La valle della morte è la fase dove cadono la maggior parte delle startup. In pratica è la maratona per raggiungere il famigerato Market Fit. (Image credits: Gopi Para)

Ti aspetti un report? Stavolta no, ti racconterò un caso studio. Perché trovare il PMF di un’azienda non è una ricetta sempre uguale a sé stessa, ma un percorso.
Non ti parlerò della solita storia celebre della Silicon Valley. 
Si tratta di caso tutto italiano, che mi riguarda in prima persona.

Sui casi studio ho sentimenti contrastanti: sono il modo concreto di mostrare teoria e competenze, ma hanno anche generato i nuovi mostri del digital. I famosi “Clicca qui e scopri come ho fatto crescere questo e-commerce da 50k a 500k mese”. Un mix letale di semplificazione (romanzata) ed egocentrismo. 

La verità è molto diversa: la crescita di un’azienda è lavoro di lungo periodo, fatto di fatica, tentativi, niente consulenti guru, il vero protagonista è l’imprenditore. In questo caso, i founder. I veri eroi sono loro.

Noi, al massimo, siamo degli agenti potenzianti del loro talento e sopratutto del loro coraggio e della loro tenacia.

Per Fitprime in particolare ho un certo affetto. Quando sono entrato ero già senior, ma è stata una grande palestra su tutto: ho lavorato su di un modello che inglobava App Marketing, B2C, B2B, SaaS, subscription model, referral… insomma per una figura come me, un parco giochi faticoso, ma incredibile.

Detto questo, apriamo le danze: il racconto di Fitprime e dei suoi primi 1000 utenti paganti, un piccolo miracolo su cui pochissimi avrebbero scommesso. 

Cosa scoprirai in questo caso studio:

  • Cos’è Fitprime e le insidie nel go-to market di una startup early stage

  • UVP: priorità numero uno e la più sottovalutata

  • Il Growth Loop che ha creato la crescita esponenziale

  • User Experience e la scoperta dell’Aha Moment

  • Come abbiamo abbattuto ogni barriera d’ingresso

  • Mettere il boost: alcuni metodi (PR, offerte, automation)
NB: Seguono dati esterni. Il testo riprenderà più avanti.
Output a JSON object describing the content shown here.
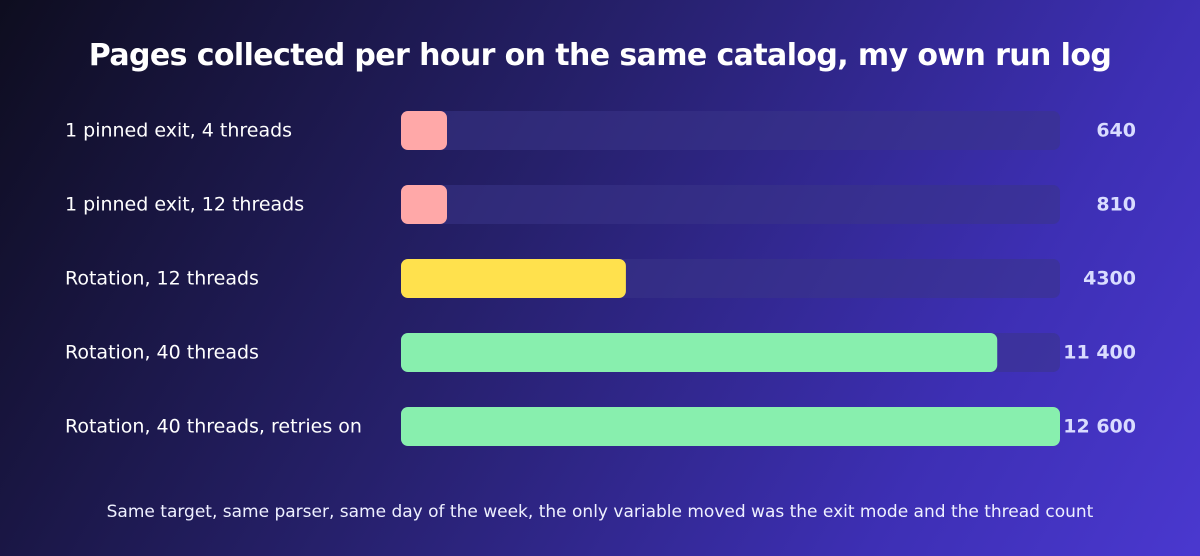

  • Il Product Market Fit. Come ti accorgi di averlo raggiunto e cosa succede

  • Lezioni chiave da portarsi a casa e risorse utili

🚨 Ti avviso, sarà un contenuto talmente ricco che ho dovuto dividerlo in due puntate. Si tratta del primo e più approfondito caso studio in Italia sull’argomento (se mi sbaglio e ne conosci altri, scrivimi!).
Ma ora bando alle ciance e vediamo il caso studio parte [1/2]!

Cos’è Fitprime?

Fitprime è ad oggi la Piattaforma Wellbeing numero uno in Italia, ha più di 50 dipendenti, un EBITDA positivo e un fatturato che punta a 16 milioni nel 2023.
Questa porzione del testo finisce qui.